The Student News Site of Simmons University

The Simmons Voice

The Student News Site of Simmons University

The Simmons Voice

The Student News Site of Simmons University

The Simmons Voice

Required involvement: more help than harm?

By Jordan Jackson
Contributing Writer


The first semester is in full swing and students are immersed in their commitments to school work, jobs, and co-curricular activities.

All first-year students at Simmons College are required to join at least one extracurricular for the first semester of the school year. Students must journal about their experiences with these clubs for a grade in their First-Year Seminar.

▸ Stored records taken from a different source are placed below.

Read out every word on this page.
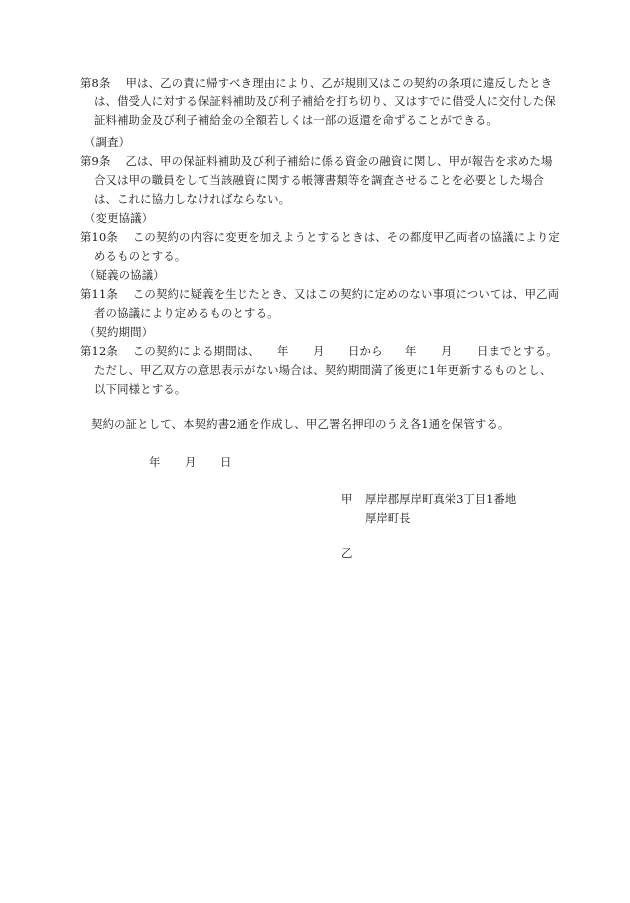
第8条 甲は、乙の責に帰すべき理由により、乙が規則又はこの契約の条項に違反したとき
は、借受人に対する保証料補助及び利子補給を打ち切り、又はすでに借受人に交付した保
証料補助金及び利子補給金の全額若しくは一部の返還を命ずることができる。
（調査）
第9条 乙は、甲の保証料補助及び利子補給に係る資金の融資に関し、甲が報告を求めた場
合又は甲の職員をして当該融資に関する帳簿書類等を調査させることを必要とした場合
は、これに協力しなければならない。
（変更協議）
第10条 この契約の内容に変更を加えようとするときは、その都度甲乙両者の協議により定
めるものとする。
（疑義の協議）
第11条 この契約に疑義を生じたとき、又はこの契約に定めのない事項については、甲乙両
者の協議により定めるものとする。
（契約期間）
第12条 この契約による期間は、 年 月 日から 年 月 日までとする。
ただし、甲乙双方の意思表示がない場合は、契約期間満了後更に1年更新するものとし、
以下同様とする。
契約の証として、本契約書2通を作成し、甲乙署名押印のうえ各1通を保管する。
年 月 日
甲 厚岸郡厚岸町真栄3丁目1番地
厚岸町長
乙
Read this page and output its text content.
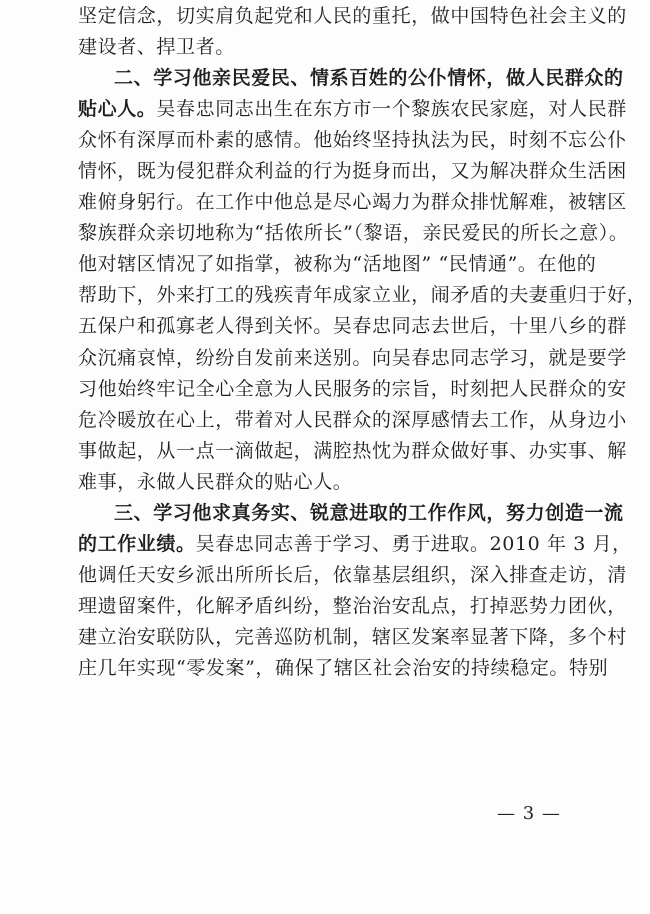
坚定信念，切实肩负起党和人民的重托，做中国特色社会主义的
建设者、捍卫者。
二、学习他亲民爱民、情系百姓的公仆情怀，做人民群众的
贴心人。吴春忠同志出生在东方市一个黎族农民家庭，对人民群
众怀有深厚而朴素的感情。他始终坚持执法为民，时刻不忘公仆
情怀，既为侵犯群众利益的行为挺身而出，又为解决群众生活困
难俯身躬行。在工作中他总是尽心竭力为群众排忧解难，被辖区
黎族群众亲切地称为“括侬所长”（黎语，亲民爱民的所长之意）。
他对辖区情况了如指掌，被称为“活地图” “民情通”。在他的
帮助下，外来打工的残疾青年成家立业，闹矛盾的夫妻重归于好，
五保户和孤寡老人得到关怀。吴春忠同志去世后，十里八乡的群
众沉痛哀悼，纷纷自发前来送别。向吴春忠同志学习，就是要学
习他始终牢记全心全意为人民服务的宗旨，时刻把人民群众的安
危冷暖放在心上，带着对人民群众的深厚感情去工作，从身边小
事做起，从一点一滴做起，满腔热忱为群众做好事、办实事、解
难事，永做人民群众的贴心人。
三、学习他求真务实、锐意进取的工作作风，努力创造一流
的工作业绩。吴春忠同志善于学习、勇于进取。2010 年 3 月，
他调任天安乡派出所所长后，依靠基层组织，深入排查走访，清
理遗留案件，化解矛盾纠纷，整治治安乱点，打掉恶势力团伙，
建立治安联防队，完善巡防机制，辖区发案率显著下降，多个村
庄几年实现“零发案”，确保了辖区社会治安的持续稳定。特别
— 3 —
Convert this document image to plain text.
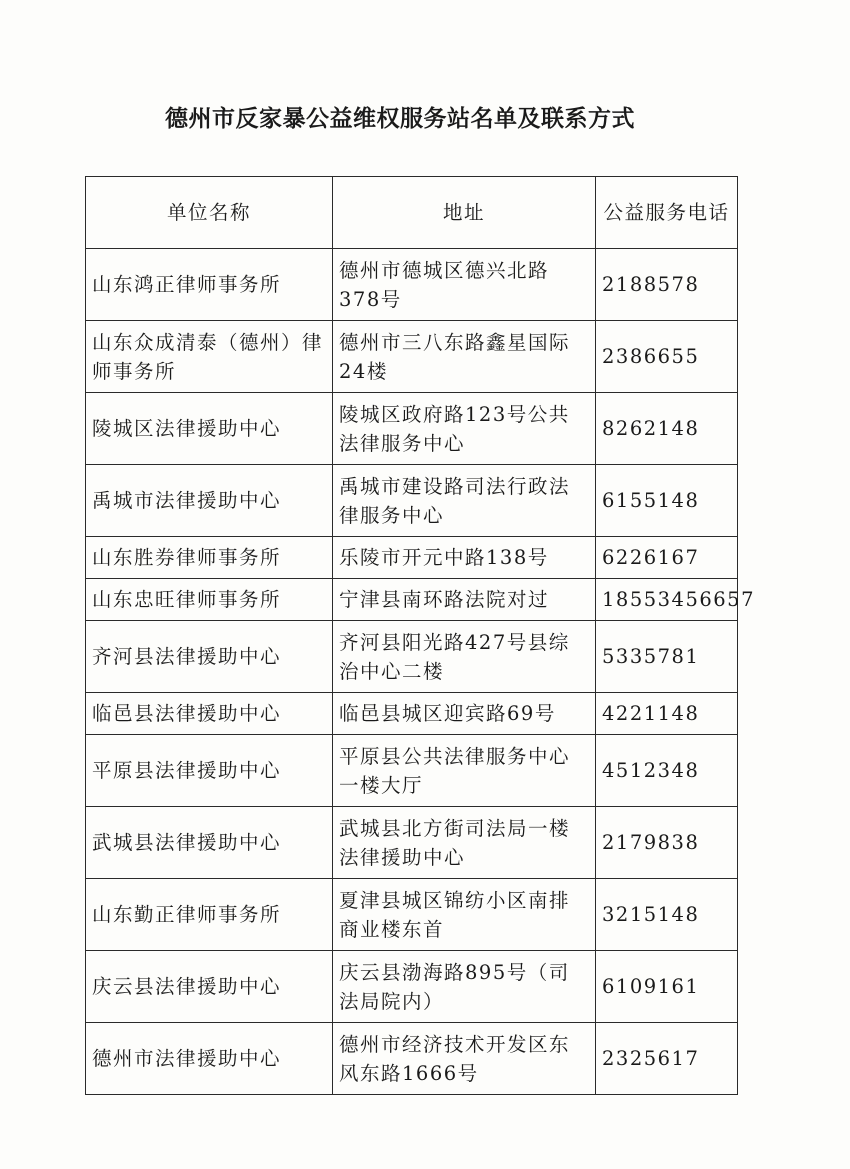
德州市反家暴公益维权服务站名单及联系方式
单位名称	地址	公益服务电话
山东鸿正律师事务所	德州市德城区德兴北路378号	2188578
山东众成清泰（德州）律师事务所	德州市三八东路鑫星国际24楼	2386655
陵城区法律援助中心	陵城区政府路123号公共法律服务中心	8262148
禹城市法律援助中心	禹城市建设路司法行政法律服务中心	6155148
山东胜券律师事务所	乐陵市开元中路138号	6226167
山东忠旺律师事务所	宁津县南环路法院对过	18553456657
齐河县法律援助中心	齐河县阳光路427号县综治中心二楼	5335781
临邑县法律援助中心	临邑县城区迎宾路69号	4221148
平原县法律援助中心	平原县公共法律服务中心一楼大厅	4512348
武城县法律援助中心	武城县北方街司法局一楼法律援助中心	2179838
山东勤正律师事务所	夏津县城区锦纺小区南排商业楼东首	3215148
庆云县法律援助中心	庆云县渤海路895号（司法局院内）	6109161
德州市法律援助中心	德州市经济技术开发区东风东路1666号	2325617
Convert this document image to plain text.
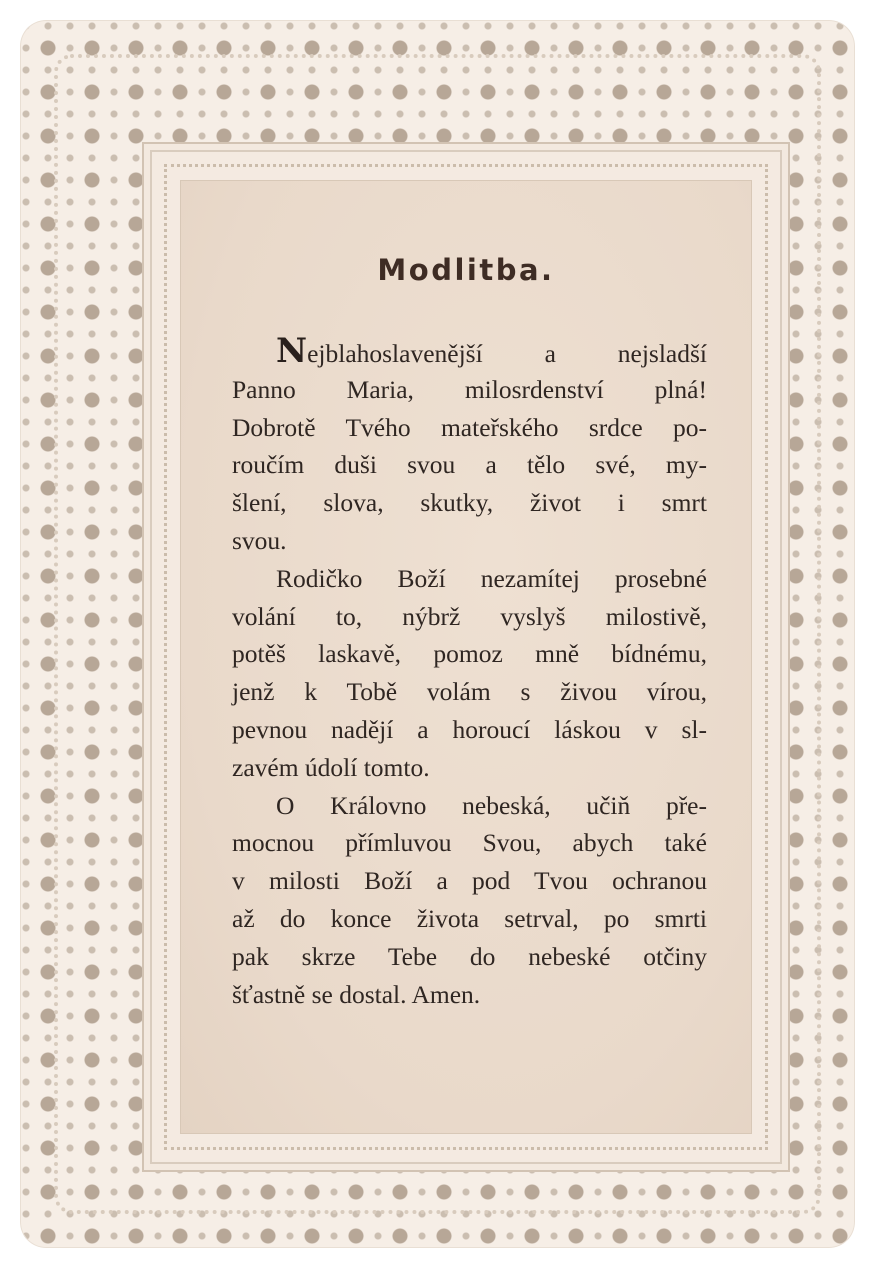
Modlitba.
Nejblahoslavenější a nejsladší
Panno Maria, milosrdenství plná!
Dobrotě Tvého mateřského srdce po-
roučím duši svou a tělo své, my-
šlení, slova, skutky, život i smrt
svou.
Rodičko Boží nezamítej prosebné
volání to, nýbrž vyslyš milostivě,
potěš laskavě, pomoz mně bídnému,
jenž k Tobě volám s živou vírou,
pevnou nadějí a horoucí láskou v sl-
zavém údolí tomto.
O Královno nebeská, učiň pře-
mocnou přímluvou Svou, abych také
v milosti Boží a pod Tvou ochranou
až do konce života setrval, po smrti
pak skrze Tebe do nebeské otčiny
šťastně se dostal. Amen.
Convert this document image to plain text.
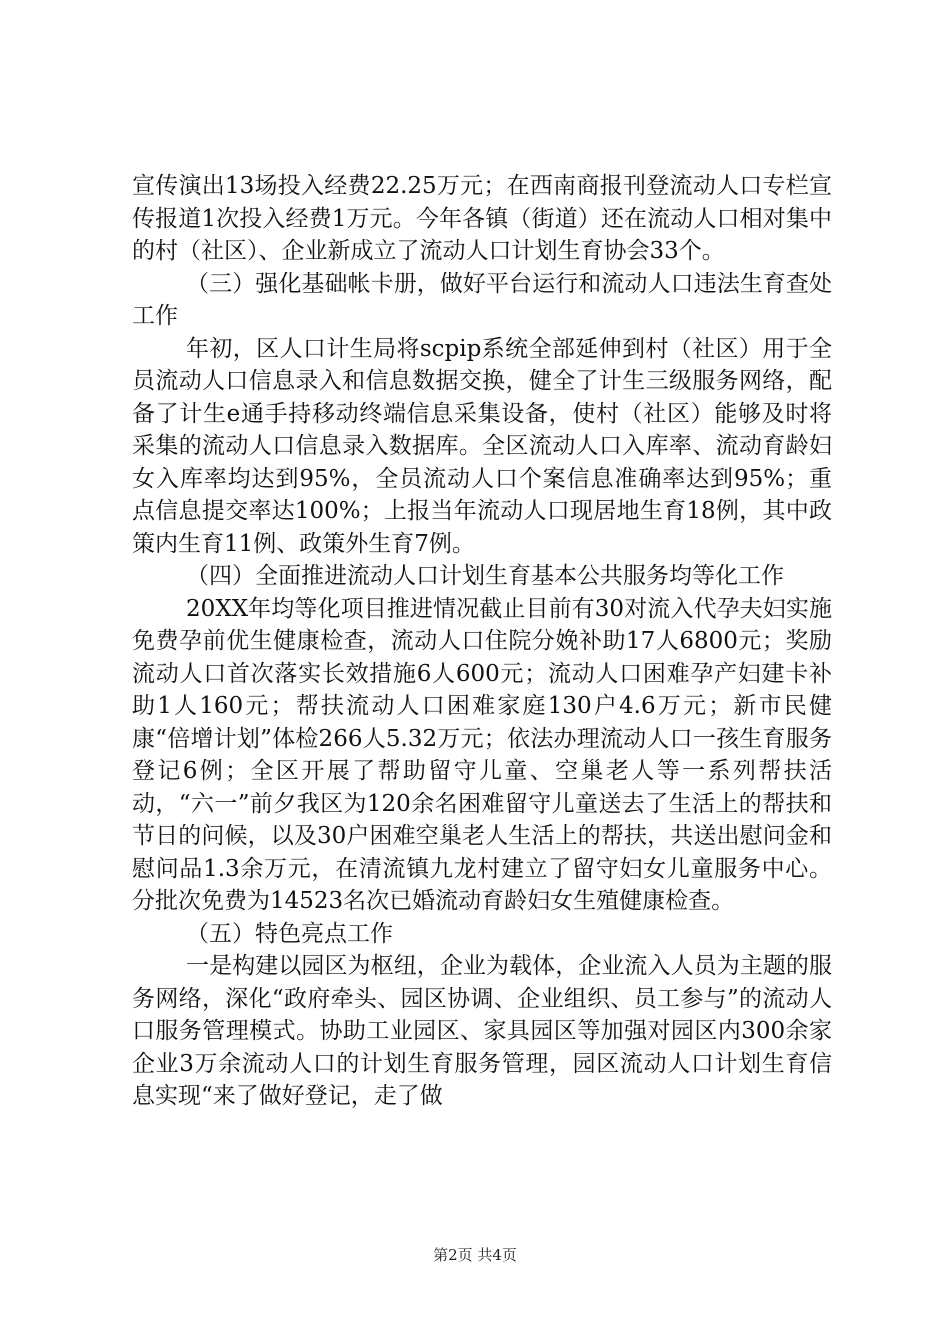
宣传演出13场投入经费22.25万元；在西南商报刊登流动人口专栏宣传报道1次投入经费1万元。今年各镇（街道）还在流动人口相对集中的村（社区）、企业新成立了流动人口计划生育协会33个。

（三）强化基础帐卡册，做好平台运行和流动人口违法生育查处工作

年初，区人口计生局将scpip系统全部延伸到村（社区）用于全员流动人口信息录入和信息数据交换，健全了计生三级服务网络，配备了计生e通手持移动终端信息采集设备，使村（社区）能够及时将采集的流动人口信息录入数据库。全区流动人口入库率、流动育龄妇女入库率均达到95%，全员流动人口个案信息准确率达到95%；重点信息提交率达100%；上报当年流动人口现居地生育18例，其中政策内生育11例、政策外生育7例。

（四）全面推进流动人口计划生育基本公共服务均等化工作

20XX年均等化项目推进情况截止目前有30对流入代孕夫妇实施免费孕前优生健康检查，流动人口住院分娩补助17人6800元；奖励流动人口首次落实长效措施6人600元；流动人口困难孕产妇建卡补助1人160元；帮扶流动人口困难家庭130户4.6万元；新市民健康“倍增计划”体检266人5.32万元；依法办理流动人口一孩生育服务登记6例；全区开展了帮助留守儿童、空巢老人等一系列帮扶活动，“六一”前夕我区为120余名困难留守儿童送去了生活上的帮扶和节日的问候，以及30户困难空巢老人生活上的帮扶，共送出慰问金和慰问品1.3余万元，在清流镇九龙村建立了留守妇女儿童服务中心。分批次免费为14523名次已婚流动育龄妇女生殖健康检查。

（五）特色亮点工作

一是构建以园区为枢纽，企业为载体，企业流入人员为主题的服务网络，深化“政府牵头、园区协调、企业组织、员工参与”的流动人口服务管理模式。协助工业园区、家具园区等加强对园区内300余家企业3万余流动人口的计划生育服务管理，园区流动人口计划生育信息实现“来了做好登记，走了做

第2页 共4页
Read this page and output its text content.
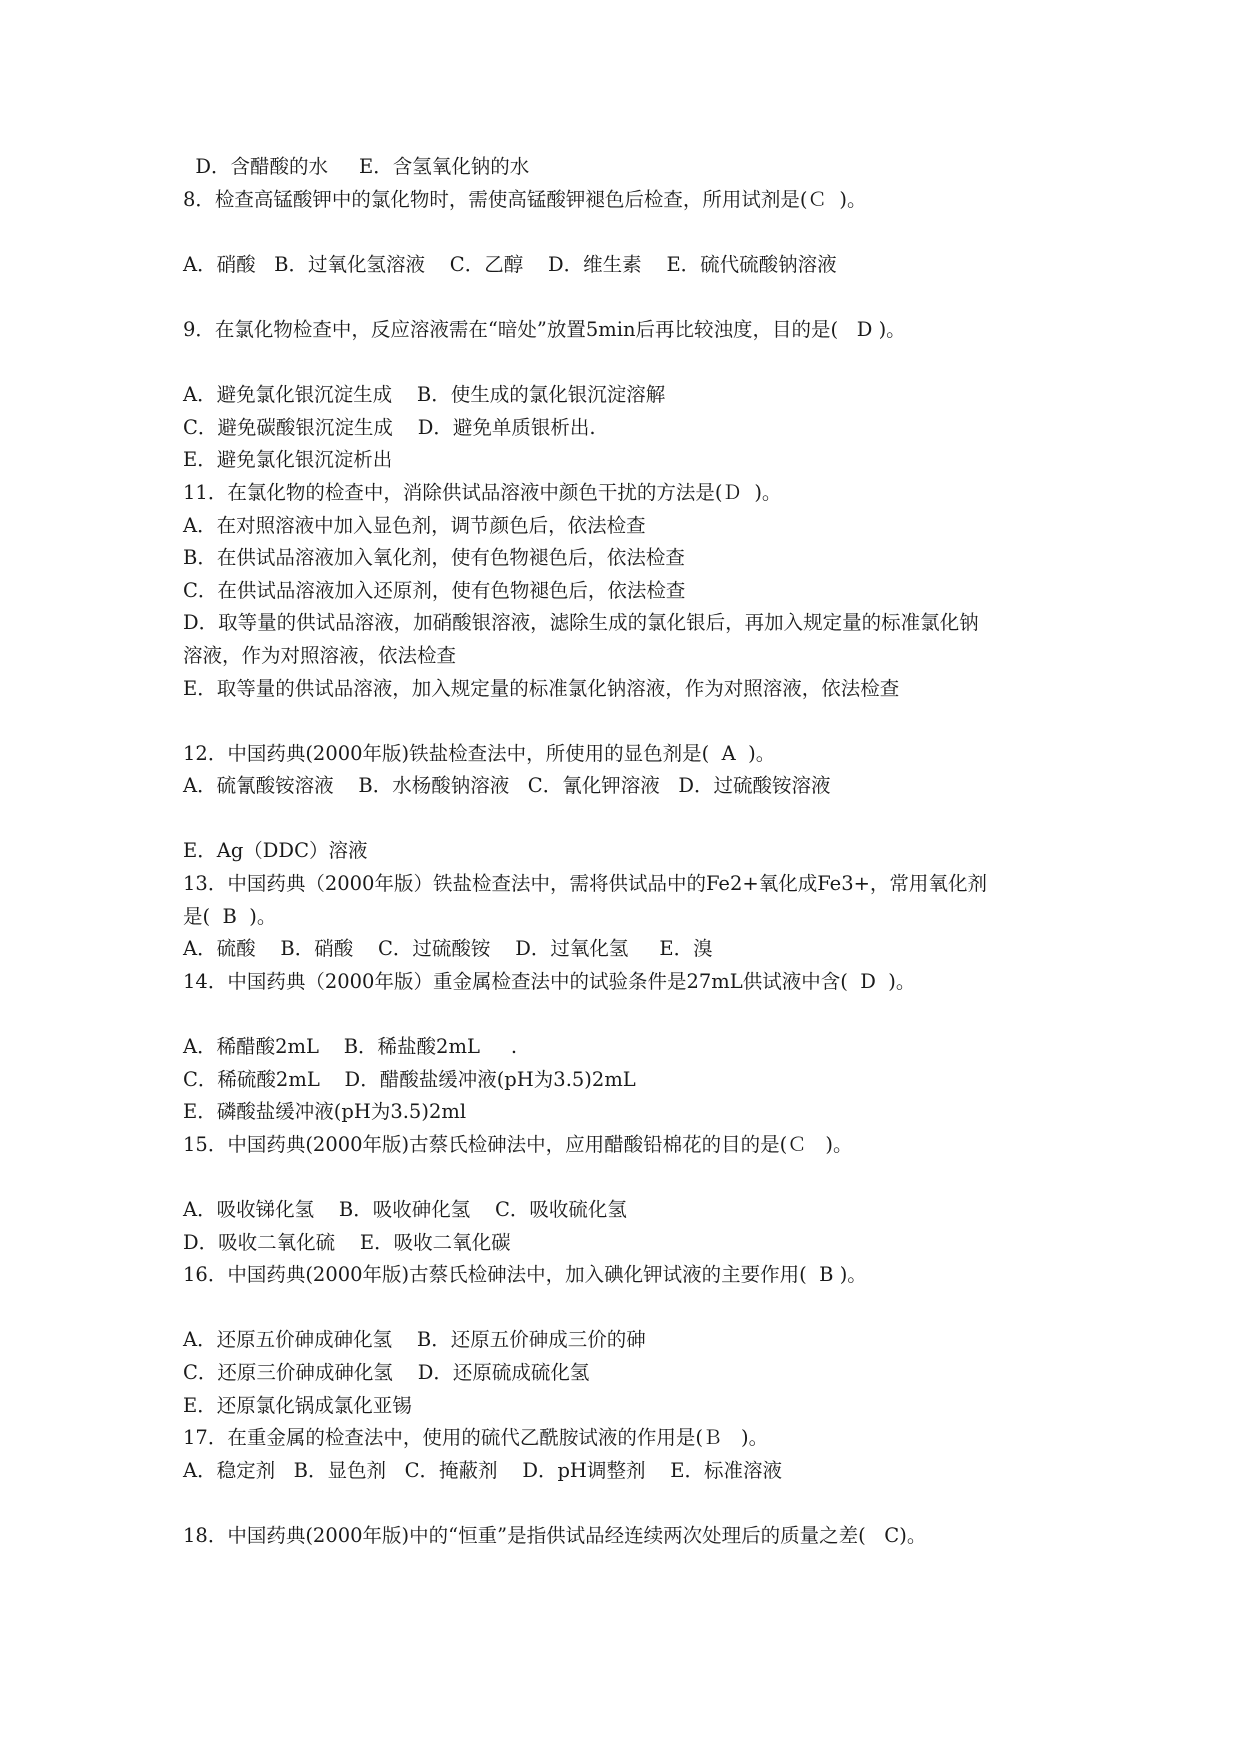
D．含醋酸的水     E．含氢氧化钠的水
8．检查高锰酸钾中的氯化物时，需使高锰酸钾褪色后检查，所用试剂是(Ｃ  )。
A．硝酸   B．过氧化氢溶液    C．乙醇    D．维生素    E．硫代硫酸钠溶液
9．在氯化物检查中，反应溶液需在“暗处”放置5min后再比较浊度，目的是(   D )。
A．避免氯化银沉淀生成    B．使生成的氯化银沉淀溶解
C．避免碳酸银沉淀生成    D．避免单质银析出.
E．避免氯化银沉淀析出
11．在氯化物的检查中，消除供试品溶液中颜色干扰的方法是(Ｄ  )。
A．在对照溶液中加入显色剂，调节颜色后，依法检查
B．在供试品溶液加入氧化剂，使有色物褪色后，依法检查
C．在供试品溶液加入还原剂，使有色物褪色后，依法检查
D．取等量的供试品溶液，加硝酸银溶液，滤除生成的氯化银后，再加入规定量的标准氯化钠
溶液，作为对照溶液，依法检查
E．取等量的供试品溶液，加入规定量的标准氯化钠溶液，作为对照溶液，依法检查
12．中国药典(2000年版)铁盐检查法中，所使用的显色剂是(  A  )。
A．硫氰酸铵溶液    B．水杨酸钠溶液   C．氰化钾溶液   D．过硫酸铵溶液
E．Ag（DDC）溶液
13．中国药典（2000年版）铁盐检查法中，需将供试品中的Fe2+氧化成Fe3+，常用氧化剂
是(  B  )。
A．硫酸    B．硝酸    C．过硫酸铵    D．过氧化氢     E．溴
14．中国药典（2000年版）重金属检查法中的试验条件是27mL供试液中含(  D  )。
A．稀醋酸2mL    B．稀盐酸2mL     .
C．稀硫酸2mL    D．醋酸盐缓冲液(pH为3.5)2mL
E．磷酸盐缓冲液(pH为3.5)2ml
15．中国药典(2000年版)古蔡氏检砷法中，应用醋酸铅棉花的目的是(Ｃ   )。
A．吸收锑化氢    B．吸收砷化氢    C．吸收硫化氢
D．吸收二氧化硫    E．吸收二氧化碳
16．中国药典(2000年版)古蔡氏检砷法中，加入碘化钾试液的主要作用(  B )。
A．还原五价砷成砷化氢    B．还原五价砷成三价的砷
C．还原三价砷成砷化氢    D．还原硫成硫化氢
E．还原氯化锅成氯化亚锡
17．在重金属的检查法中，使用的硫代乙酰胺试液的作用是(Ｂ   )。
A．稳定剂   B．显色剂   C．掩蔽剂    D．pH调整剂    E．标准溶液
18．中国药典(2000年版)中的“恒重”是指供试品经连续两次处理后的质量之差(   C)。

According to the college’s website, Simmons has always “encourage[ed] each student to get involved with at least one organization during her time at Simmons.” However, first-years’  being required to join is a more recent development.

The new requirement is generating plenty of discussion among undergrad students on campus.   Elisa Christensen Stone, 18, is a physical therapy major at Simmons College who is excited to get involved.

“I agree with the requirement,” Stone said. “I think that without [it] a lot of students wouldn’t have the motivation to get out and become a part of the community.”

Like many science majors at Simmons, Stone has biology and chemistry classes to study for and late-night labs twice a week. However, she is able to find time to attend meetings for Organización Latino Americana and the Colleges of the Fenway intramural tennis club – activities that give her a sense of connectedness to others  at Simmons.

However, not everyone is so enthusiastic.

Many students have conflicts that prevent them from meeting regularly with their chosen organization. They have schedules loaded with classes and homework and the additional demands of a job. Students are working part-time jobs both on and off campus.  For students who work, joining a club is a time commitment that adds to their stress.

This requirement to join a club can also create difficulties for commuter students.

For nursing major Insun Hendriks, 18, the commute from her apartment to school takes about 25 minutes. When selecting a club to join, she had to take into account the time that it takes to get home.

“Most of the clubs meet pretty late,” said Hendricks, who has late-night classes and labs. “If the club meets at night, I’m more reluctant to join.”

Although Hendricks is a member of Simmons Christian Fellowship, she admits that she would most likely not be member of the club if it wasn’t for the requirement.

For some Simmons students, getting involved around campus has always been a part of the plan. Many students are getting involved with groups on campus even without the requirement. For them, the requirement is less of a burden, and they are happy to add the additional activities to their work load.

This is the case for nursing major Mary Ying, 18. She joined the crew team even before she knew about the extracurricular requirement, and has been enjoying her experience so far.

“My life consists of nothing but classes, crew and then homework,” said Ying. But she predicts that changes in her crew schedule will eventually allow her to get involved in more activities.

“I do hope to join more clubs…but I don’t plan to quit crew because so far it’s been a really great team sport and experience,” Ying said.

Much like Stone, Ying intends to stay involved with many organizations throughout college as a way to stay integrated with the Simmons community.

Whether students are joining a sports team, a cultural group or student organization, it seems that students are stretching themselves in new ways because of the first-year requirement.

As Ying put it, “It’s really part of a whole process of trying out new things and growing in college.”

Whether this process will prove to be helpful to the Simmons experience is still to be determined. But one thing’s for sure: this requirement has been a challenge for many students at Simmons.